5.0 ENVIRONMENTAL CONSIDERATION

The amendment changes a requirement with respect to installation or use of a facility component located within the restricted area as defined in Title 10 of the Code of Federal Regulations (10 CFR), Part 20. The NRC staff has determined that the amendment involves no significant increase in the amounts, and no significant change in the types, of any effluents that may be released offsite, and that there is no significant increase in individual or cumulative occupational radiation exposure. The Commission has previously issued a proposed finding that the amendment involves no significant hazards consideration, and there has been no public comment on such finding (68 FR 68663). Accordingly, the amendment meets the eligibility criteria for categorical exclusion set forth in 10 CFR 51.22(c)(9). Pursuant to 10 CFR 51.22(b) no environmental impact statement or environmental assessment need be prepared in connection with the issuance of the amendment.

6.0 CONCLUSION

The Commission has concluded, based on the considerations discussed above that (1) there is reasonable assurance that the health and safety of the public will not be endangered by operation in the proposed manner, (2) such activities will be conducted in compliance with the Commissions regulations, and (3) the issuance of the amendment will not be inimical to the common defense and security or to the health and safety of the public.

7.0 REFERENCES

1. Entergy letter NL-03-165, Proposed Change to Technical Specifications: One-Time Change to the Indian Point 2 Steam Generator Tube Inspection Requirements, dated October 21, 2003. (NRC Accession No. ML032960328).
2. Entergy letter NL-04-033, Response to NRC Request for Additional Information Re:

Proposed Change to Technical Specifications: One-Time Change to the Indian Point 2 Steam Generator Tube Inspection Requirements, dated March 31, 2004. (NRC Accession No. ML040930142).

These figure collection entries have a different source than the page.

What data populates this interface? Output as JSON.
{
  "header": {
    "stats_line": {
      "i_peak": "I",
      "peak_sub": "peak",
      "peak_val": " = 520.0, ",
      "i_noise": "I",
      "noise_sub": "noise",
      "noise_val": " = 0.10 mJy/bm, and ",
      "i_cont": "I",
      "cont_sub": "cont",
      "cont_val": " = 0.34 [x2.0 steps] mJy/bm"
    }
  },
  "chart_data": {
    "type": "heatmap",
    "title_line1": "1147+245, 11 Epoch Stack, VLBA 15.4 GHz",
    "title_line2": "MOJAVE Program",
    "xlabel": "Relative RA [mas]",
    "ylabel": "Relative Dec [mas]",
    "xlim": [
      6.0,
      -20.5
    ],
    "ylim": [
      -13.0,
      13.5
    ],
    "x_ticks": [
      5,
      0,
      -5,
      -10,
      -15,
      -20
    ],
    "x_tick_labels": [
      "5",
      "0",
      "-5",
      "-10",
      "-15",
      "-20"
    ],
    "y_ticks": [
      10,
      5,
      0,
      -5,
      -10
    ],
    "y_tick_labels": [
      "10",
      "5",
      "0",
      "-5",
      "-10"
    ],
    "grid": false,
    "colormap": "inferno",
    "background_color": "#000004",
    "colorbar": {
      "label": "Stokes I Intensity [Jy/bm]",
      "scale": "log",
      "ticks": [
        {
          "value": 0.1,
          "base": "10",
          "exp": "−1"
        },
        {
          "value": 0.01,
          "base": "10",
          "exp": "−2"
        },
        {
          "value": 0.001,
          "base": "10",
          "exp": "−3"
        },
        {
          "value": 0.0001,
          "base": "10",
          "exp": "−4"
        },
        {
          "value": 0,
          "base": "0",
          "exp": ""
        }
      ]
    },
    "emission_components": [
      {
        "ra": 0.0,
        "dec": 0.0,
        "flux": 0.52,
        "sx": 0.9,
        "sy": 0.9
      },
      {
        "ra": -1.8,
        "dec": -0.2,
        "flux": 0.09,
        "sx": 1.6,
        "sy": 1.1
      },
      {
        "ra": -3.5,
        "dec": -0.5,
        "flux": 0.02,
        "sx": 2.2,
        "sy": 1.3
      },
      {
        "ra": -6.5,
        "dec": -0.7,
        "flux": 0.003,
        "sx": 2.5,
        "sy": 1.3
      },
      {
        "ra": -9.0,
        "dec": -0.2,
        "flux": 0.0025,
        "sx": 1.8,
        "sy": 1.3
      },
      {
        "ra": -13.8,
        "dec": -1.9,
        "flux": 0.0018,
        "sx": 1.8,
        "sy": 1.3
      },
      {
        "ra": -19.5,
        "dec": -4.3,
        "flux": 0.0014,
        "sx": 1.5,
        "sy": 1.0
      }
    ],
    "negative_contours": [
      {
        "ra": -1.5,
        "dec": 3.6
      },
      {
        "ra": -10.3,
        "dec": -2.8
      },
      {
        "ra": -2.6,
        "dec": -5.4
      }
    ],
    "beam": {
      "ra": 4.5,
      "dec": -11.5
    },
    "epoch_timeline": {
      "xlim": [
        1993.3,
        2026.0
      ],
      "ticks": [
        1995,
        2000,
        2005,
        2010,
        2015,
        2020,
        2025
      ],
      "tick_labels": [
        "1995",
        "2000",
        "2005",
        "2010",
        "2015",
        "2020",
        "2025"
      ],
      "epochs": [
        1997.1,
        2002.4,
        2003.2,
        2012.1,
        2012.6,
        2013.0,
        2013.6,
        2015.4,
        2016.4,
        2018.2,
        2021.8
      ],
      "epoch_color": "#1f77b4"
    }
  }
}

3. Entergy letter NL-02-161, Steam Generator Inservice Examination Program Results 2002 Refueling Outage (2R15), dated December 19, 2002. (NRC Accession No. ML023580031).
4. NUREG-1431, Volume 1, Revision 2, Standard Technical Specifications Westinghouse Plants, June 2001.
5. NUREG-1771, U.S. Operating Experience with Thermally Treated Alloy 600 Steam Generator Tubes, April 2003.
6. Entergy letter NL-02-112, Proposed Steam Generator Examination Program - 2002 Refueling Outage (2R15), dated August 21, 2002. (NRC Accession No. ML022390064).